Wisconsin Stat. § 70.32 states in relevant part:
"Real property shall be valued by the assessor in the manner specified in the Wisconsin property assessment manual provided under s. 73.03(2a) from actual view or from the best information that the assessor can practicably obtain, at the full value which could ordinarily be obtained therefor at private sale."
ABKA cites several cases that fail to support its argument that an assessor must always rely on actual figures in the valuation of property. In State ex rel. Park Plaza Shopping Ctr., Inc. v. Board of Review of City of Madison, 61 Wis. 2d 469, 476, 213 N.W. 2d 27 (1973), this court did not require the use of actual figures over estimates, but simply noted that it was not erroneous for an assessor to use actual figures. Darcel, Inc. v. City of Manitowoc Bd. of Review, 137 Wis. 2d 623, 640, 405 N.W.2d 344 (1987), involved a recent arms-length sale of property, which under the statute represents the "best information" for tax assessment purposes. In Metropolitan Holding Co. v. Board of Review of City of Milwaukee, 173 Wis. 2d 626, 631, 495 N.W.2d 314 (1993), the use of estimated rents was not allowed in an assessment of property encumbered by HUD restrictions. No such encumbrances affect the Abbey.

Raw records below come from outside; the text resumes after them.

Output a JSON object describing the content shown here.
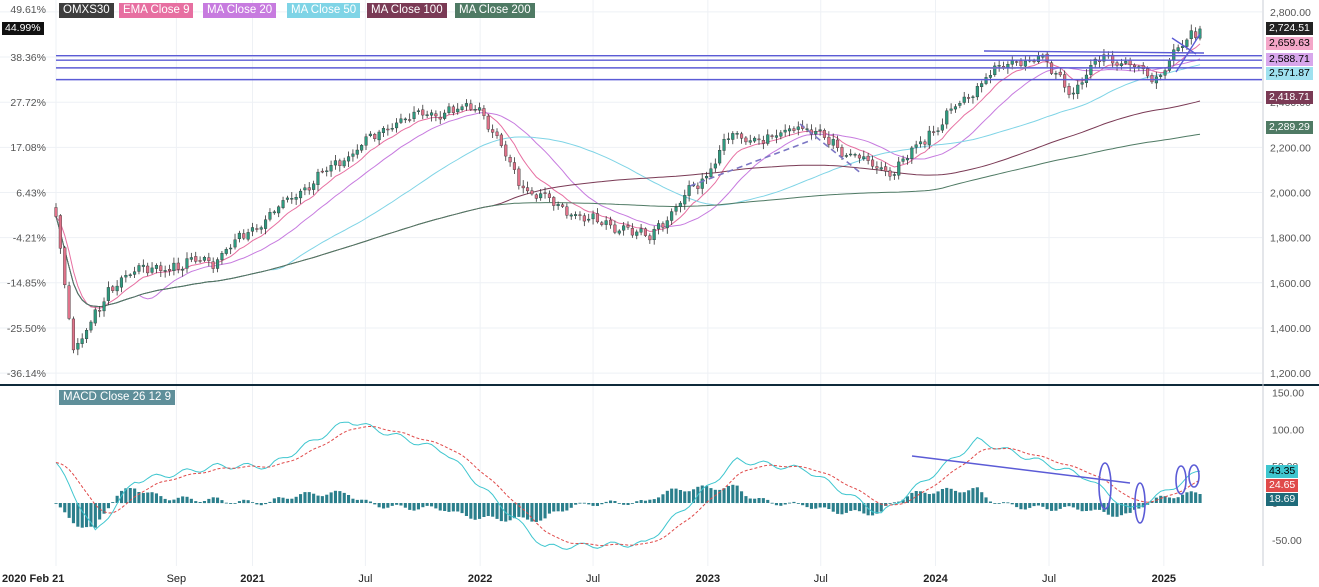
{
  "legend": [
    {
      "label": "OMXS30",
      "color": "#3d3d3d"
    },
    {
      "label": "EMA Close 9",
      "color": "#e76fa1"
    },
    {
      "label": "MA Close 20",
      "color": "#c77bdf"
    },
    {
      "label": "MA Close 50",
      "color": "#7fd4e6"
    },
    {
      "label": "MA Close 100",
      "color": "#7a3a55"
    },
    {
      "label": "MA Close 200",
      "color": "#4f7a64"
    }
  ],
  "macd_label": "MACD Close 26 12 9",
  "chart_data": [
    {
      "type": "candlestick",
      "instrument": "OMXS30",
      "interval": "weekly",
      "x_tick_labels": [
        "2020 Feb 21",
        "Sep",
        "2021",
        "Jul",
        "2022",
        "Jul",
        "2023",
        "Jul",
        "2024",
        "Jul",
        "2025"
      ],
      "left_axis_ticks": [
        "49.61%",
        "38.36%",
        "27.72%",
        "17.08%",
        "6.43%",
        "-4.21%",
        "-14.85%",
        "-25.50%",
        "-36.14%"
      ],
      "left_axis_highlight": "44.99%",
      "right_axis_ticks": [
        "2,800.00",
        "2,600.00",
        "2,400.00",
        "2,200.00",
        "2,000.00",
        "1,800.00",
        "1,600.00",
        "1,400.00",
        "1,200.00"
      ],
      "right_axis_ticks_values": [
        2800,
        2600,
        2400,
        2200,
        2000,
        1800,
        1600,
        1400,
        1200
      ],
      "ylim": [
        1165,
        2835
      ],
      "price_anchors": [
        {
          "date": "2020-02-21",
          "close": 1880
        },
        {
          "date": "2020-03-20",
          "close": 1300
        },
        {
          "date": "2020-06-05",
          "close": 1640
        },
        {
          "date": "2020-10-30",
          "close": 1700
        },
        {
          "date": "2021-04-30",
          "close": 2100
        },
        {
          "date": "2021-08-27",
          "close": 2330
        },
        {
          "date": "2021-12-31",
          "close": 2380
        },
        {
          "date": "2022-03-11",
          "close": 2020
        },
        {
          "date": "2022-06-17",
          "close": 1880
        },
        {
          "date": "2022-09-30",
          "close": 1810
        },
        {
          "date": "2022-12-30",
          "close": 2080
        },
        {
          "date": "2023-02-03",
          "close": 2250
        },
        {
          "date": "2023-04-07",
          "close": 2230
        },
        {
          "date": "2023-05-26",
          "close": 2300
        },
        {
          "date": "2023-09-29",
          "close": 2110
        },
        {
          "date": "2023-10-27",
          "close": 2100
        },
        {
          "date": "2024-01-26",
          "close": 2360
        },
        {
          "date": "2024-04-05",
          "close": 2550
        },
        {
          "date": "2024-06-14",
          "close": 2600
        },
        {
          "date": "2024-08-09",
          "close": 2450
        },
        {
          "date": "2024-09-27",
          "close": 2610
        },
        {
          "date": "2024-12-20",
          "close": 2500
        },
        {
          "date": "2025-02-14",
          "close": 2700
        },
        {
          "date": "2025-02-28",
          "close": 2724.51
        }
      ],
      "price_labels": [
        {
          "text": "2,724.51",
          "value": 2724.51,
          "bg": "#222222",
          "fg": "#ffffff"
        },
        {
          "text": "2,659.63",
          "value": 2659.63,
          "bg": "#f4a6c8",
          "fg": "#000000"
        },
        {
          "text": "2,588.71",
          "value": 2588.71,
          "bg": "#d8a7ec",
          "fg": "#000000"
        },
        {
          "text": "2,571.87",
          "value": 2571.87,
          "bg": "#9fe1ef",
          "fg": "#000000"
        },
        {
          "text": "2,418.71",
          "value": 2418.71,
          "bg": "#7a3a55",
          "fg": "#ffffff"
        },
        {
          "text": "2,289.29",
          "value": 2289.29,
          "bg": "#4f7a64",
          "fg": "#ffffff"
        }
      ],
      "horizontal_levels": [
        2606,
        2586,
        2552
      ],
      "up_color": "#2f9a7f",
      "down_color": "#e0738a"
    },
    {
      "type": "macd",
      "title": "MACD Close 26 12 9",
      "y_tick_labels": [
        "150.00",
        "100.00",
        "50.00",
        "0",
        "-50.00"
      ],
      "y_tick_values": [
        150,
        100,
        50,
        0,
        -50
      ],
      "ylim": [
        -80,
        152
      ],
      "macd_anchors": [
        {
          "date": "2020-02-21",
          "macd": 55
        },
        {
          "date": "2020-04-24",
          "macd": -40
        },
        {
          "date": "2020-06-26",
          "macd": 30
        },
        {
          "date": "2020-11-06",
          "macd": 50
        },
        {
          "date": "2021-01-29",
          "macd": 50
        },
        {
          "date": "2021-06-04",
          "macd": 112
        },
        {
          "date": "2021-11-05",
          "macd": 70
        },
        {
          "date": "2022-04-15",
          "macd": -60
        },
        {
          "date": "2022-09-23",
          "macd": -55
        },
        {
          "date": "2023-02-17",
          "macd": 58
        },
        {
          "date": "2023-06-09",
          "macd": 45
        },
        {
          "date": "2023-10-06",
          "macd": -15
        },
        {
          "date": "2024-03-08",
          "macd": 85
        },
        {
          "date": "2024-08-30",
          "macd": 35
        },
        {
          "date": "2024-11-08",
          "macd": -10
        },
        {
          "date": "2025-01-03",
          "macd": 15
        },
        {
          "date": "2025-02-28",
          "macd": 43.35
        }
      ],
      "value_labels": [
        {
          "text": "43.35",
          "value": 43.35,
          "bg": "#3fc6cf",
          "fg": "#000000"
        },
        {
          "text": "24.65",
          "value": 24.65,
          "bg": "#e04a4a",
          "fg": "#ffffff"
        },
        {
          "text": "18.69",
          "value": 18.69,
          "bg": "#1f6b7a",
          "fg": "#ffffff"
        }
      ],
      "macd_color": "#3fc6cf",
      "signal_color": "#e04a4a",
      "hist_color": "#2b7f8c"
    }
  ]
}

ABKA misplaces reliance on cases in which the interests involved attach to the underlying land. See First Nat. Bank v. Charles Henneman Co., 10 Wis. 2d 260, 103 N.W.2d 24 (1960) *349(federal tax lien); Aberg v. Moe, 198 Wis. 349, 224 N.W. 132 (1929) (leasehold rights); Schmidt v. Town of Almon, 181 Wis. 244, 194 N.W. 168 (1923) (timber interests); City of West Bend v. Continental IV Fund Ltd. Partnership, 193 Wis. 2d 481, 535 N.W.2d 24 (Ct. App. 1995) (long-term lease); Cornell Univ. v. Rusk County, 166 Wis. 2d 811, 481 N.W.2d 485 (Ct. App. 1992) (mineral interests). These cases are factually distinguishable because, as we have already determined, the management income is value transferable with the resort property and not an interest in the real property of the condominiums.
ABKA maintains that a violation of the unitary tax rule also constitutes double taxation, yet ABKA fails to develop its claim. This court will not address undeveloped arguments. McEvoy v. Group Health Coop. of Eau Claire, 213 Wis. 2d 507, 530 n.8, 570 N.W.2d 397 (1997).
In addition, ABKA raises the issue of violation of the uniformity clause for the first time during the present appeal. This court need not address arguments raised for the first time on appeal, and we exercise our discretion in declining to address ABKA's uniformity argument. State v. Van Camp, 213 Wis. 2d 131, 144, 569 N.W.2d 577 (1997); State v. Wilks, 121 Wis. 2d 93, 107, 358 N.W.2d 273 (1984).